Both these methods show a similar performance on the total of symptoms (32.9% for ESRT and 34.6% for PPT) but their combination provides a better outcome (52.3%), which is significantly higher compared to either ESRT or PPT considered on its own (P<0.001). However, if we compare the success rates in the identification of the symptoms of various bodily systems, we may notice that there are some significant differences. For example, PPT shows a better outcome with musculoskeletal, teeth–temporomandibular joint (TMJ) and nervous system disorders, whereas ESRT seems to be more suitable for detecting mental and gastrointestinal problems.

The reasons for these differences may be attributed to various factors, as for example the different ability in detecting points on the various parts of the auricle and/or the intrinsic specificity of each method in diagnosing symptoms belonging to different apparatus.
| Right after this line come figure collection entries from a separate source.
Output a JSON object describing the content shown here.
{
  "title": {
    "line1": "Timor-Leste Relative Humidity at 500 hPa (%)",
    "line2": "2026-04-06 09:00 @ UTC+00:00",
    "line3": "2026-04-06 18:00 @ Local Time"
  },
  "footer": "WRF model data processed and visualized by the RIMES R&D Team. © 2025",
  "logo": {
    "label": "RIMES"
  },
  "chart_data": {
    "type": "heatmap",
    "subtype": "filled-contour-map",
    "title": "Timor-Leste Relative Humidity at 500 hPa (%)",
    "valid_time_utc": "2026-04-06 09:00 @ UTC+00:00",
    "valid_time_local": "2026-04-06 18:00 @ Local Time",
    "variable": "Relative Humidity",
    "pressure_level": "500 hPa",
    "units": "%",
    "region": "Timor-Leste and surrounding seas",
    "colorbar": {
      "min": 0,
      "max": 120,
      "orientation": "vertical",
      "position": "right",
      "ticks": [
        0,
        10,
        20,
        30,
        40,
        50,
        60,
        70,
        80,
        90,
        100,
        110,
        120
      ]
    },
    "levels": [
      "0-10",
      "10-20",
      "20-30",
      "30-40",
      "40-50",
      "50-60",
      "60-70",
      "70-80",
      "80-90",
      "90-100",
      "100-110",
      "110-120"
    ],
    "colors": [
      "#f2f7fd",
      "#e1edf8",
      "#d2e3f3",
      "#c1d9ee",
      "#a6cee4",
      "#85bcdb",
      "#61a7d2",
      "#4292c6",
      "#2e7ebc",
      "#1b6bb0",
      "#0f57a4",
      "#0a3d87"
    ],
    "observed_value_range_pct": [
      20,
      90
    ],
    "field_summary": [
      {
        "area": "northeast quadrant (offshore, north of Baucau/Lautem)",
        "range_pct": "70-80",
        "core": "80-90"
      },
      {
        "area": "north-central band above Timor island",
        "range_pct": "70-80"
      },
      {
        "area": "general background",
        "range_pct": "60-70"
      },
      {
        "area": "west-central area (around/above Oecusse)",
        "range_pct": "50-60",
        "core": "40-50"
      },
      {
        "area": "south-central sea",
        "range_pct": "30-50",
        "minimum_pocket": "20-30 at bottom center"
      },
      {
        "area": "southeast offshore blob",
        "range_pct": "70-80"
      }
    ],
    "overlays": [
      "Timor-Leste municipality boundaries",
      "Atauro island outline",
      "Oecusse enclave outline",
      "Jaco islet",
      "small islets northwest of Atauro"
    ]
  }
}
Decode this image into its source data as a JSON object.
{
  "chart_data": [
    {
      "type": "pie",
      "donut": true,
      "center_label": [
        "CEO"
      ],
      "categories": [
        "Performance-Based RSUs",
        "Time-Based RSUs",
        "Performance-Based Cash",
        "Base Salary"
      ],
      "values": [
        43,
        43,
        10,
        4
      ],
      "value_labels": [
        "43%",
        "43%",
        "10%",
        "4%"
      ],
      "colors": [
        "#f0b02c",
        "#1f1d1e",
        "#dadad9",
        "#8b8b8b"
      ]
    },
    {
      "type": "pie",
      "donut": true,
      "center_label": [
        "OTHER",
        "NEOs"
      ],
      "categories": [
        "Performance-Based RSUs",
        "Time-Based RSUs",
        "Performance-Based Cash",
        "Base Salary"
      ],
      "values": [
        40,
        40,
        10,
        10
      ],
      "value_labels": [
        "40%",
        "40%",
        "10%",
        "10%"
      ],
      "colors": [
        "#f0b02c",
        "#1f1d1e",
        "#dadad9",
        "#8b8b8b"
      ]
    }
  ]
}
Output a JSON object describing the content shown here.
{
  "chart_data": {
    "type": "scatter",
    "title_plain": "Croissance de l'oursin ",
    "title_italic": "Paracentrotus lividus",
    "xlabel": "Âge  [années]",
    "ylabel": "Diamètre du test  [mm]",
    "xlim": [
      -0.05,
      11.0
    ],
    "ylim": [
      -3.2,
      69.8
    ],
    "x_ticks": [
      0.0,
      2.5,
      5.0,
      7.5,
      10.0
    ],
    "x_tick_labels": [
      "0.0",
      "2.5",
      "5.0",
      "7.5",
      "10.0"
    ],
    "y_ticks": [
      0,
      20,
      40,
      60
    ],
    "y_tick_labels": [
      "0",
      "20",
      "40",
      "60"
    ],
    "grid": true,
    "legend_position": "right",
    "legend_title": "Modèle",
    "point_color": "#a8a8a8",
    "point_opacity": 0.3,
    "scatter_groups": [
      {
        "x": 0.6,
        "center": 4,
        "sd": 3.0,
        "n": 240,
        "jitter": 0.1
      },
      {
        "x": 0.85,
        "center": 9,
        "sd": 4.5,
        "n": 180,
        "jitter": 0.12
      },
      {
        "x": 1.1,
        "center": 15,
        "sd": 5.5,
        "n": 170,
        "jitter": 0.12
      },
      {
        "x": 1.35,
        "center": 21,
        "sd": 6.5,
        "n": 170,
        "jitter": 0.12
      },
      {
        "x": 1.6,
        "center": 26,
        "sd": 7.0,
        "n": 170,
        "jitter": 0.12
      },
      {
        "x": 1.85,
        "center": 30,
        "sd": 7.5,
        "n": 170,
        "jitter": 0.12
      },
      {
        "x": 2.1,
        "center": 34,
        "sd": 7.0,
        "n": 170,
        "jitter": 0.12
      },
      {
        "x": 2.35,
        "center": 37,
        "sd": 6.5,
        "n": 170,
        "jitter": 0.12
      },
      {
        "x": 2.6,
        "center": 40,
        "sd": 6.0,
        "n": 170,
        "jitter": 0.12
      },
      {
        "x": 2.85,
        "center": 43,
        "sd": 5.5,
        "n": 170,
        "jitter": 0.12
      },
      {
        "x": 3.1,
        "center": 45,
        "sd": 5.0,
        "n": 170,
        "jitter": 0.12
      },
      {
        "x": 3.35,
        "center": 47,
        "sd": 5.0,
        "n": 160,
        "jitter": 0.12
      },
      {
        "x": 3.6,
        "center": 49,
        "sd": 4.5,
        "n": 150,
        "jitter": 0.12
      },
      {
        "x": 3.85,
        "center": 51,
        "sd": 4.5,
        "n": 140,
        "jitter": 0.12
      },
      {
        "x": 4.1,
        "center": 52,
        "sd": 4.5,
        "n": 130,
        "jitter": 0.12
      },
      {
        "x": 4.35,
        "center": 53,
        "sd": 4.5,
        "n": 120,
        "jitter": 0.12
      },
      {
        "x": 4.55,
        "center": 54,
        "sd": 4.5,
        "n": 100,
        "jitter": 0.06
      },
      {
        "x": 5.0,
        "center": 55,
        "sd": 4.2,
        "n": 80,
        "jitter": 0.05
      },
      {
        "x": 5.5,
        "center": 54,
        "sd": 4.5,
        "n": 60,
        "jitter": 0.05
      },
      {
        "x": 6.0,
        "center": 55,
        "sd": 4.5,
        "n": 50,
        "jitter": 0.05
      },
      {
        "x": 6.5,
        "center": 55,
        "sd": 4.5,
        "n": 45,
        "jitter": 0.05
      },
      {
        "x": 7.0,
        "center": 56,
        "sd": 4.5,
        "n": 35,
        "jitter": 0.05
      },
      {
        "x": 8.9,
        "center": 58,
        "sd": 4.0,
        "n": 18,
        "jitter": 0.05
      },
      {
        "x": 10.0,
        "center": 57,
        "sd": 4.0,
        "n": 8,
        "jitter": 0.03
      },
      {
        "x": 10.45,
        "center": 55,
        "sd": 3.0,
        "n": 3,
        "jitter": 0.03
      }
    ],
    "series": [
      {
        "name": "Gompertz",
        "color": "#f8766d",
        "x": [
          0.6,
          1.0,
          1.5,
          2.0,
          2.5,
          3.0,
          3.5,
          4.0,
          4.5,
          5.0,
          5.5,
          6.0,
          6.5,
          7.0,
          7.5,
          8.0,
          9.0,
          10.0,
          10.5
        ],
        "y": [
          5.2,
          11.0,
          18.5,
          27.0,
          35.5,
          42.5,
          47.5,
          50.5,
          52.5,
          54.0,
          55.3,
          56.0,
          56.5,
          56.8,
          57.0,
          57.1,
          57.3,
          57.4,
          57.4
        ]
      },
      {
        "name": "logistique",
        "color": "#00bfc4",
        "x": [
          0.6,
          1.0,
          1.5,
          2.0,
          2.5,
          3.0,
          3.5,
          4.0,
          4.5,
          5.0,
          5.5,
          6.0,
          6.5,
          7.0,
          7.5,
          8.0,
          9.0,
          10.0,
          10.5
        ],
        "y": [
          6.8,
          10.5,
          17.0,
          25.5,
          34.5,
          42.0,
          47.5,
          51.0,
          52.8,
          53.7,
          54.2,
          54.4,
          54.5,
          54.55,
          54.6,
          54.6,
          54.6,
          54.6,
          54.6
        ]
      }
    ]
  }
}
I tried to find an answer to these issues by first comparing the distribution of points identified with ESRT and PPT on the auricle. We can see that ESRT identified points principally on the medial surface, followed by the lower and upper concha, whereas PPT identified a higher percentage of points on the ear lobe followed by the anthelix and the medial surface (Table 7.1). However, in my opinion these slight differences may be related at least partially to the differing anatomical composition of the tissues on which diagnosis is performed. For example, the higher number of points detected by ESRT on the medial surface may depend on the reduced thickness of the skin covering this part of the auricle. For the concha (in total 25.6% to 20.3% of PPT) we may also suppose an anatomical factor represented by the particular density of sebaceous glands in this area. We are however not sure that the ducts of sebaceous glands may favor the electrical shunt as has been supposed for sweat glands; in effect sebum seems not to be an ion conducting material such as sweat.

Table 7.1 Concentration of identified points on the different zones of the ear in 325 patients. (a) % of points with low ESR; (b) % of tender points

As regards PPT and the higher number of tender points on the ear lobe, I have suggested in Chapter 5 that this higher sensitization may result from the lack of cartilaginous support leading the practitioner inadvertently to exert a higher pressure than intended on this zone. The higher number of tender points on the anthelix could nevertheless be associated with the bias, typical in the West, towards starting auricular exploration from this part, representing as it does the spine and other structures of the musculoskeletal system.